Egg(less?) rolls are rolled fresh each morning, and filled with glass noodles, fresh carrots, and fresh cabbage. They come with a sweet-spicy dipping sauce and are assembled with mechanical precision by one of the two cooks. Golden brown and greaseless, the thin rolls are one of the better appetizers. The kitchen also makes its own hummus, they tell me, and sweet kidney- and pinto-bean chili, which is flavored with molasses and coffee, among other things.

The poor macaroni and cheese...the al-dente elbow noodles are dressed with a thick sauce of nutritional yeast, tapioca flour, soy milk, and seasonings, but despite the good intentions with which it is made, it tasted of powdered sofa. Tellingly, only one of the dancers was interested in taking the uneaten portions. (The rest cited lack of appetite and a fear of career-ending gas, but we all know it was the nutritional yeast.)

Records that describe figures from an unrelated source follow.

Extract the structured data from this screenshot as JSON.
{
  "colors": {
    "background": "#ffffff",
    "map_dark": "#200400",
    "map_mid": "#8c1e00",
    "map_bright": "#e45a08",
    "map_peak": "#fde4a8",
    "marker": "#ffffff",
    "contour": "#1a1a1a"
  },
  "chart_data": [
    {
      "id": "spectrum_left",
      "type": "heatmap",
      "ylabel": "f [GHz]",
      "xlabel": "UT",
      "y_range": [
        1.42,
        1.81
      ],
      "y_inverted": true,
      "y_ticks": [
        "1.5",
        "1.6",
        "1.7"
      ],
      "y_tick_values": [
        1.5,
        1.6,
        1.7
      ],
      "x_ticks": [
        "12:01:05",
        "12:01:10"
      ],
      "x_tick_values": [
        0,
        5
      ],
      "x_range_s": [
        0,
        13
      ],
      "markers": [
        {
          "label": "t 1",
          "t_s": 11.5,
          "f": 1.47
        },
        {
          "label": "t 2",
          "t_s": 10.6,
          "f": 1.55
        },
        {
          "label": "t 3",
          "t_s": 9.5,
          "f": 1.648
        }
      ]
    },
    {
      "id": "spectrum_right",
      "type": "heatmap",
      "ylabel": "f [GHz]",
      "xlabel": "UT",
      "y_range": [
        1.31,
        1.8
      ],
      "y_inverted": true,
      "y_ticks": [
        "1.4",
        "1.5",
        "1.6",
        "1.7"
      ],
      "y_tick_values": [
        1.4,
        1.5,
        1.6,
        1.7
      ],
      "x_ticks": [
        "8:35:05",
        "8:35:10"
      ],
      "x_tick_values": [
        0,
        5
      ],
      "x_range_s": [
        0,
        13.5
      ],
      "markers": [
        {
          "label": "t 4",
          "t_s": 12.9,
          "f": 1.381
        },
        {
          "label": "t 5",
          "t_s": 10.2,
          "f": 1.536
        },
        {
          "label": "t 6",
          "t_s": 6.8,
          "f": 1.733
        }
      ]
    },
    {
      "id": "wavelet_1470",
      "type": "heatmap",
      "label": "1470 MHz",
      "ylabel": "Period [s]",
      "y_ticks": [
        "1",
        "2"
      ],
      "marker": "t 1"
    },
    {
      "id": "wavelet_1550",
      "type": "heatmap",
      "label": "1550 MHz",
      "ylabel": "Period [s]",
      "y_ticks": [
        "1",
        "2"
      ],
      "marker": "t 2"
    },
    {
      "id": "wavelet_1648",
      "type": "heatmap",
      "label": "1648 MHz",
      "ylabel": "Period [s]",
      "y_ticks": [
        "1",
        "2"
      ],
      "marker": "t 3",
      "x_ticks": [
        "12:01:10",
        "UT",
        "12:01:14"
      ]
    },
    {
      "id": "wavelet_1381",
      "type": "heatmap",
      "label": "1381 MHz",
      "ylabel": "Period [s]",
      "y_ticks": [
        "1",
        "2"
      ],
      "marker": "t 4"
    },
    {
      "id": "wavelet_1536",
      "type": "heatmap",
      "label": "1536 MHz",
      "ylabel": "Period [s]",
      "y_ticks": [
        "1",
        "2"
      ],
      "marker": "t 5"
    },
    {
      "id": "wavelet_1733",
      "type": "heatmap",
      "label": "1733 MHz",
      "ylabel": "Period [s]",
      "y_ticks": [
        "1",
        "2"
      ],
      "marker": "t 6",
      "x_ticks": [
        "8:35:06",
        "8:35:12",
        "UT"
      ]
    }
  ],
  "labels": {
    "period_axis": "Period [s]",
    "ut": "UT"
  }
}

Our gentle and well-meaning conversation meandered to the club's interesting practice of hiring from within: according to Nikki, everyone who works there started as a dancer, excepting the cook and owners, which means that a dancer can receive useful real-world food industry training for when they hang up their eight-inch lucite heels. It's nice to see the potential for some escape velocity in a business that typically has a low ceiling (literally, in many cases), no benefits (aside from an hourly shot), and an early retirement age.